Im Nordosten der Bielefelder Alm liefen bereits die Vorbereitungen für die Klassenerhaltsfeierlichkeiten. Die Stimmung unter den Fans von Hertha BSC war freudig erregt. Und dann das. Erst fiel in Stuttgart doch noch der Ausgleich für den VfB, dann erschütterte ein kollektiver Schrei der knapp 25.000 Bielefelder Fans die Alm – und damit auch die Zuversicht der Gäste aus Berlin.

Joakim Nilsson, Innenverteidiger der Arminia, traf kurz nach Anbruch der Nachspielzeit per Kopf zum 1:1 (0:1)-Endstand für die Bielefelder.

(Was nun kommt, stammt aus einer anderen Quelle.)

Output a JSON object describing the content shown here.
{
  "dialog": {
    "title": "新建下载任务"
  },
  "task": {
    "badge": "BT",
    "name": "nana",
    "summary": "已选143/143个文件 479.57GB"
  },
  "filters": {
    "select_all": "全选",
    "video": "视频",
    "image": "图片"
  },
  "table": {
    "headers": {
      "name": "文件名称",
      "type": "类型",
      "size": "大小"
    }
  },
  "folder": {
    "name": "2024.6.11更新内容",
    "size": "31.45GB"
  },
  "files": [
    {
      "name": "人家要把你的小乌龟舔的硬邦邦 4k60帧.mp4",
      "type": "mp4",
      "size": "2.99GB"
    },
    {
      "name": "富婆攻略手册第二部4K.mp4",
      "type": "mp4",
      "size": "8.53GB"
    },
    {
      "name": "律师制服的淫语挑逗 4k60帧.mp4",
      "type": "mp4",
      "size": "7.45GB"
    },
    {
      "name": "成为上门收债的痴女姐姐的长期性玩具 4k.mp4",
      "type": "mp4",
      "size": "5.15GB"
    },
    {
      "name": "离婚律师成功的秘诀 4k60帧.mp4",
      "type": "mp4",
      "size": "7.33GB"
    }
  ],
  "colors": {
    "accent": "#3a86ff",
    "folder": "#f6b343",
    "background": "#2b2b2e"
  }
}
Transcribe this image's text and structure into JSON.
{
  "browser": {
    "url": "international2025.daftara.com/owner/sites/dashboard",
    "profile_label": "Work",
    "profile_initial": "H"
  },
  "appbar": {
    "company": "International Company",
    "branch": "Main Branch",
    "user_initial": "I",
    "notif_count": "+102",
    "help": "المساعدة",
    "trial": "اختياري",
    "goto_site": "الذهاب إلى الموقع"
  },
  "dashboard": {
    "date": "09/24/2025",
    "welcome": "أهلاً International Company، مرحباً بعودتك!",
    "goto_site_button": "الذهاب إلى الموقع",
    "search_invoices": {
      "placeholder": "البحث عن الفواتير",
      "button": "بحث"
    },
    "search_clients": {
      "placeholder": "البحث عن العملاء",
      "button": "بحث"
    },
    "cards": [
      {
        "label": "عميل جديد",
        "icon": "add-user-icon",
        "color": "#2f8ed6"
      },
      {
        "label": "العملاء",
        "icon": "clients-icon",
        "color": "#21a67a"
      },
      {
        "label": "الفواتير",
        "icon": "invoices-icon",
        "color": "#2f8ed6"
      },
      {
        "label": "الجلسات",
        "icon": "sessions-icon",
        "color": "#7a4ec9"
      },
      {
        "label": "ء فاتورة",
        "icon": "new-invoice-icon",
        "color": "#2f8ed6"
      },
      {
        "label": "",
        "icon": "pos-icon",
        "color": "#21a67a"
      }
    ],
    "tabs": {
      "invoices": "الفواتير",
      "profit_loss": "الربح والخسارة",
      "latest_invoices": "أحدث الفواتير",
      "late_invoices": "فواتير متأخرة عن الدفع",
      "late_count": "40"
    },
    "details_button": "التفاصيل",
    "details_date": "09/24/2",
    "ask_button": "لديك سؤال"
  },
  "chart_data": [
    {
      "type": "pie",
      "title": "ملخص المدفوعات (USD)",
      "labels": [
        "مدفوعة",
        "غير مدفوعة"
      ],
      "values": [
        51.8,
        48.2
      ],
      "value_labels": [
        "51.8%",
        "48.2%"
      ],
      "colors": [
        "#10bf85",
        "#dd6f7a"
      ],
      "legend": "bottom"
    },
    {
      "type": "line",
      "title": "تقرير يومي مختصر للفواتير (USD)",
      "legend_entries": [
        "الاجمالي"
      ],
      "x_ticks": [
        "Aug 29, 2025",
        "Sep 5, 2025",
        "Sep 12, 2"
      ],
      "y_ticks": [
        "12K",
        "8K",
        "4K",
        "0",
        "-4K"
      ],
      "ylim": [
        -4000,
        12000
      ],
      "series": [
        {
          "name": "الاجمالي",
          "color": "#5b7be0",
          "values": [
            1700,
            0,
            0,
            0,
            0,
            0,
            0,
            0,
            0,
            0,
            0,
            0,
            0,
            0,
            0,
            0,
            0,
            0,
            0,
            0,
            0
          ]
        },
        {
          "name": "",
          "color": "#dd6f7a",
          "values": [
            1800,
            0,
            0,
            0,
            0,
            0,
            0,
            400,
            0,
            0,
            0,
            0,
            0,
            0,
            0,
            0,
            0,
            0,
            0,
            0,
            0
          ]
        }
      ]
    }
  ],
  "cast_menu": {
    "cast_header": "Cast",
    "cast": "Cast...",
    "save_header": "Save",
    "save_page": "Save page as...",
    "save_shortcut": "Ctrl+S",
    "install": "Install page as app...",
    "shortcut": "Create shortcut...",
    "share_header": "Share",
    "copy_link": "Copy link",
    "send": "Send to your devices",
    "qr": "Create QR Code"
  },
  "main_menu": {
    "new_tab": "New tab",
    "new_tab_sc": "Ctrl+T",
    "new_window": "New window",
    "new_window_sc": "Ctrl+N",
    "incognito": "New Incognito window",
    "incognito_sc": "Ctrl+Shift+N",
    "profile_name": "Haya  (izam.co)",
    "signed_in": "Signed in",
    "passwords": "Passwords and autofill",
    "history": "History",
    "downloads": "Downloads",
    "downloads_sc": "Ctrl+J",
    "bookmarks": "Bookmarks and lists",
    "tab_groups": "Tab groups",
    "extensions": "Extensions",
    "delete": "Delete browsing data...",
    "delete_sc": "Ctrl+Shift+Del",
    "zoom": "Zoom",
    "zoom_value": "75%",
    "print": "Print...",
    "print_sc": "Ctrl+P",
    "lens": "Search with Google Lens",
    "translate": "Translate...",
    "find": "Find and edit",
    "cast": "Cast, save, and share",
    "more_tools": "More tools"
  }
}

„Man kann schon sagen, dass wir ein bisschen sauer sind“, sagte Herthas Mittelfeldspieler Kevin-Prince Boateng. Auf das Ergebnis in Stuttgart hatten die Berliner keinen Einfluss, den Sieg in Bielefeld aber gaben sie selbst aus der Hand. Kurz vor dem Ausgleich lief Luca Wollschläger, 19 Jahre alter Bundesligadebütant, auf das Bielefelder Tor zu. Statt zu schießen, legte er den Ball quer zu Maximilian Mittelstädt.

Und Mittelstädt? Statt zu schießen, legte er den Ball quer zu Wallschläger, allerdings so unpräzise, dass der den Ball nicht erreichen konnte.

Vertan war die Chance zum 2:0, vertan auch die Chance, schon zwei Spieltage vor Schluss zumindest den direkten Abstieg zu verhindern. „Jetzt geht es noch mal zwei Spiele weiter“, sagte Herthas Trainer Felix Magath.

Das war nach dem Verlauf des Spiels und dessen Dramaturgie durchaus ärgerlich. Allerdings hat sich Herthas Situation durch das Unentschieden in Bielefeld zumindest nicht verschlechtert. Die Berliner wahrten ihren Vierpunktevorsprung vor den Stuttgartern auf dem Relegationsrang, und auf Bielefeld als Vorletzter sind es weiterhin sechs Zähler – bei noch zwei ausstehenden Begegnungen. „Wir müssen das Positive mitnehmen“, sagte Boateng.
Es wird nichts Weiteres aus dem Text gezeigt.